A worked example: a SharePoint data round-trip
Beyond the two load-bearing templates, the library has step templates for connecting to Microsoft Graph and moving SharePoint files - enough to build a real pipeline. Vendor them alongside the others:
Add-MOTemplate -Name connectMicrosoftGraph -Platform azd -Path ./staging/templates
Add-MOTemplate -Name getSharePointFile -Platform azd -Path ./staging/templates
Add-MOTemplate -Name setSharePointFile -Platform azd -Path ./staging/templates
A thin operation that downloads a workbook, runs a module against it, and writes it back - example.yml in your operations repo:
trigger: none
pool: { vmImage: 'ubuntu-latest' }
variables:
- group: modusOps # supplies clientId, tenantId, and the secret variable 'clientSecret'
jobs:
- job: run
variables:
SYSTEM_ACCESSTOKEN: $(System.AccessToken)
steps:
- template: templates/registerModusOpsFeeds.yml
parameters:
feeds: [ { name: 'modusops' } ]
- template: templates/installModusOpsModules.yml
parameters:
modules: # public modules resolve from MAR (or an allowed PSGallery)

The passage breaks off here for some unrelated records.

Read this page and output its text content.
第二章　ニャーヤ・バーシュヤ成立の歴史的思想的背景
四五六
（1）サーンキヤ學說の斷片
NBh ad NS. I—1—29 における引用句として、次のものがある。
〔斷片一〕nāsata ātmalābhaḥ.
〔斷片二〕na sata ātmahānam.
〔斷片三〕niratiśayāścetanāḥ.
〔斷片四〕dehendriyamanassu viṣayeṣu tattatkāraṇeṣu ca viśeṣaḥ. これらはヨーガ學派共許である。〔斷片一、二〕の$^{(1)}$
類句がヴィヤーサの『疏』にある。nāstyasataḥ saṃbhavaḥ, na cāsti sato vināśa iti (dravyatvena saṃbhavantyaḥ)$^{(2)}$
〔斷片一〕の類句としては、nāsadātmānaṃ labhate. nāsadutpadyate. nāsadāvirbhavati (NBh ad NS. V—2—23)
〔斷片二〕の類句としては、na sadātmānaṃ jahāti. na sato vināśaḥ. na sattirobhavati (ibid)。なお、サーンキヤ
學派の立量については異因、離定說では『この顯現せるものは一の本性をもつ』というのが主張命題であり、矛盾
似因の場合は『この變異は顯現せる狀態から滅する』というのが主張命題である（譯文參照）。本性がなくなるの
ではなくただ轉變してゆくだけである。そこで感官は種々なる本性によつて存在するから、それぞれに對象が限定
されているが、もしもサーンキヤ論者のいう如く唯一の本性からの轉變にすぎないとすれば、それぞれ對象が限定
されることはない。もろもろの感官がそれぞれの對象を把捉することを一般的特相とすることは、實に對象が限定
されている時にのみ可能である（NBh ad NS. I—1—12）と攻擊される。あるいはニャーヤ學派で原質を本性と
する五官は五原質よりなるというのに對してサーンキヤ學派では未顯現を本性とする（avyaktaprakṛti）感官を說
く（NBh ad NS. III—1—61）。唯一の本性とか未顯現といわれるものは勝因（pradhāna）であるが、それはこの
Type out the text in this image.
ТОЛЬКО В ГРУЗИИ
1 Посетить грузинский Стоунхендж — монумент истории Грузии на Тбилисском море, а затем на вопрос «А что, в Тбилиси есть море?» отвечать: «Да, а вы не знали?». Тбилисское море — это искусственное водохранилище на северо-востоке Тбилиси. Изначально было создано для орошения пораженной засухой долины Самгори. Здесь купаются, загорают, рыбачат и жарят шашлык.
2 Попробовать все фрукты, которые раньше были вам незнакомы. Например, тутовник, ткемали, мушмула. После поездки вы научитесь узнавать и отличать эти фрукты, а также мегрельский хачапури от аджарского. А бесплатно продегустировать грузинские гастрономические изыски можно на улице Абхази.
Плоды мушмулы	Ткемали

- { name: 'Microsoft.Graph.Authentication', repository: 'MAR' }
- { name: 'YourBusinessModule', repository: 'modusops', version: '1.0.0' }
- template: templates/connectMicrosoftGraph.yml
parameters:
clientId: $(clientId)
tenantId: $(tenantId) # clientSecretVariable defaults to 'clientSecret'
- template: templates/getSharePointFile.yml
parameters:
sharePointSite: 'MySite'
sharePointFile: 'Reports/workbook.xlsx'
localFile: '$(Pipeline.Workspace)/workbook.xlsx'
- pwsh: |
Import-Module YourBusinessModule
# ... transform $(Pipeline.Workspace)/workbook.xlsx ...
displayName: 'Run business logic'
- template: templates/setSharePointFile.yml
parameters:
sharePointSite: 'MySite'
sharePointFile: 'Reports/workbook.xlsx'
localFile: '$(Pipeline.Workspace)/workbook.xlsx'
Connect once per job.
connectMicrosoftGraphestablishes the Graph connection; theget/setSharePointFilesteps carry no credentials and inherit it (they fail with a directive error if no connection is found). The connection persists across steps within a job - the agent is shared - but not across jobs, which is the same boundary the register/install vault relies on. So keep connect + the SharePoint steps in one job; a separate notification job is cleanly isolated and would re-connect if it needed Graph.